In March 2025, Oasis opened a new 2,500-square-foot office in Suite D of the Morgan Stanley building at 8202 W. Quinault Ave. in Kennewick.

With the assistance of a small airplane, a helicopter and its own hangar at the Bergman Aviation Center in Pasco, the mid-size company is literally poised to reach new heights this year by being able to meet customers where they are, Garza Sr. said.

“We’re looking forward to a huge year and looking forward to breaking some records,” he said. “We do not shrink back, we step up,” he added, citing a company slogan.

Giving back

Family and taking care of employees and customers have been key to the Garza family’s success. “Our customers like us because we’re so down-to-earth and family people, church people and have this awesome family foundation,” Garza Sr. Said.
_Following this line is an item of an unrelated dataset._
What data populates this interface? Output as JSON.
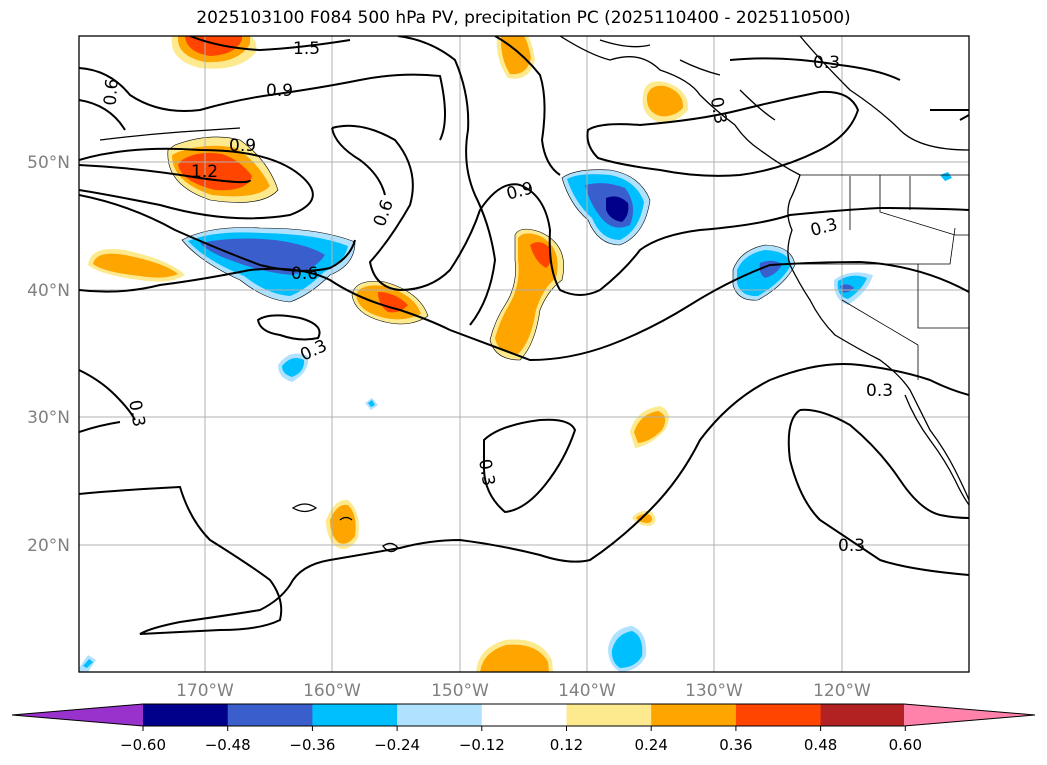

He said the company’s success is a result of hard work, perseverance and being honest with customers.

“People, what they want is very clear communication – when your yes is a yes, and your no is a no. When it’s there, they respect that. You’re standing true to how you operate,” he said.

Garza Sr. regrets that his dad, also a trucker, died in an accident and didn’t live long enough to witness the company’s success.

“My dad died when he was 40 and he was full of dreams that he never got to fulfill,” said Garza Sr. said, who was 14 at the time, living in Mexico with his four siblings and didn’t end up finishing school.

With his son now at the helm, Garza Sr., 65, finds himself semi-retired. He said his momentum hasn’t slowed, that he is “living life to the fullest.”

He and his extended family are staying busy in their spare time, volunteering with and donating to a number of local and global charitable organizations like Caring Hearts, Mirror Ministries, Convoy of Hope, Instituto Biblico Canaan, Victory Outreach and Faith Assembly of Pasco.

The family also donates musical instruments to children in need.

“I thank God every day for his mercies and for allowing us to live this lifestyle,” he said.

Oasis Freight Transport: 8202 W. Quinault Ave., Suite D, Kennewick, 509-760-7287, oftrans.com.